In my time here in my own pub I feel that our own disorder problems have been largely stamped out. I suggested to a customer recently that really the problem of alcohol related disorder was on the wane throughout the country. I got disagreement and the response that his town centre was worse than ever. OK, a poll of one is perhaps not representative, but it does seem that many of the public are still concerned. Is it then the case that there is a hardcore of town centre places maintaining a hardcore of revellers and the rest of society are turning away from alcohol as a release from the troubles life brings us?

Have the problems I have had in the past with alcohol related disorder reduced significantly because I have worked to eliminate them? Is that why I now have some negative reports on web sites, because I don't tolerate inconsiderate behaviour? Is there still a problem out there in the wider world? Maybe there is a place for town centre revelling which keeps it from the nice pubs.

Climbing mountains, riding motorbikes, smoking, eating lots of fatty foods, drinking and doing stupid things when drunk all carry an element of risk. Telling a young man he shouldn't buy that fast car because he'll kill himself is unlikely to stop him buying a fast car. Banning happy hours is unlikely to help as revellers will drink at home first and hit the town already half cut resulting in further drops to the on-trade. Minimum pricing will increase the amount of booze cruises and boot leg trade damaging both the taxation system and the domestic licenced trade.

In summary, we all like a party. Everybody deserves to let their hair down, at least those lucky sods who have hair. Perhaps Roger Protz is right, the solution to alcohol related disorder isn't just to show it on the T.V. but also to show options for responsible alcohol consumption as well. What different people think is the best format for sensible alcohol consumption and even where the limits of respectability are will vary considerably. Kids will be kids, after all and stag nights are still going to happen.

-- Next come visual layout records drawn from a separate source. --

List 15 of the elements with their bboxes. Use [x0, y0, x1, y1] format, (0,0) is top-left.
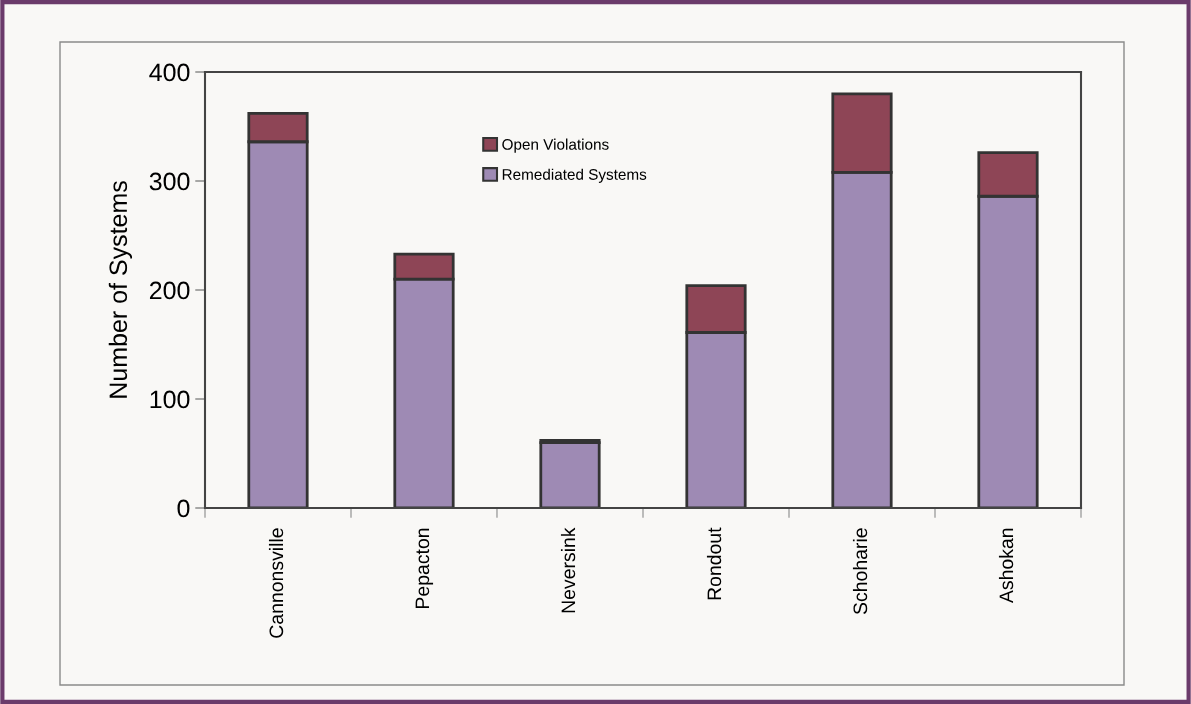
- x-tick-label: Rondout: [706, 527, 722, 600]
- x-tick-label: Schoharie: [852, 528, 868, 615]
- x-tick-label: Neversink: [560, 527, 576, 613]
- bar: [539, 441, 601, 508]
- y-axis-title: Number of Systems: [108, 181, 133, 398]
- y-tick-label: 200: [149, 281, 190, 300]
- x-tick-label: Pepacton: [415, 528, 434, 609]
- legend-label: Open Violations: [502, 138, 609, 153]
- x-tick-label: Cannonsville: [268, 528, 284, 638]
- y-tick-label: 300: [149, 172, 190, 191]
- y-tick-label: 0: [177, 499, 190, 518]
- legend-label: Remediated Systems: [502, 168, 647, 183]
- x-tick-label: Ashokan: [998, 528, 1014, 604]
- y-tick-label: 400: [149, 63, 190, 82]
- y-tick-label: 100: [150, 390, 190, 409]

I also wanted to include a link to Jeff Pickthall's blog post where lego toys are animated drinking beer in a fairly loutish way spewing and falling over. It makes me laugh and is saved for the times I feel down. I've even shown it to my children, which is perhaps not sensible as I've probably corrupted them. I now worry that including the link might corrupt my readers. But it makes me think, perhaps we are becoming a little too touchy about the whole issue, alcohol is part of our culture, it's got some good points and some bad ones. Like your best friend, perhaps we should accept it worts and all.


Alistair Reece said...

Excellent article, though I wonder if you have a brewer for a spell checker - "worts and all"? What happened to warts I wonder! ;)

Seriously though, a good thoughtful and thought provoking read, can't ask for more!

Cooking Lager said...

Certainly a sad story and indicative of the genuine dangers on alcohol and its ability to impair our judgement and assess risk.

Ed said...

I thought the 'worts and all' was a play on words.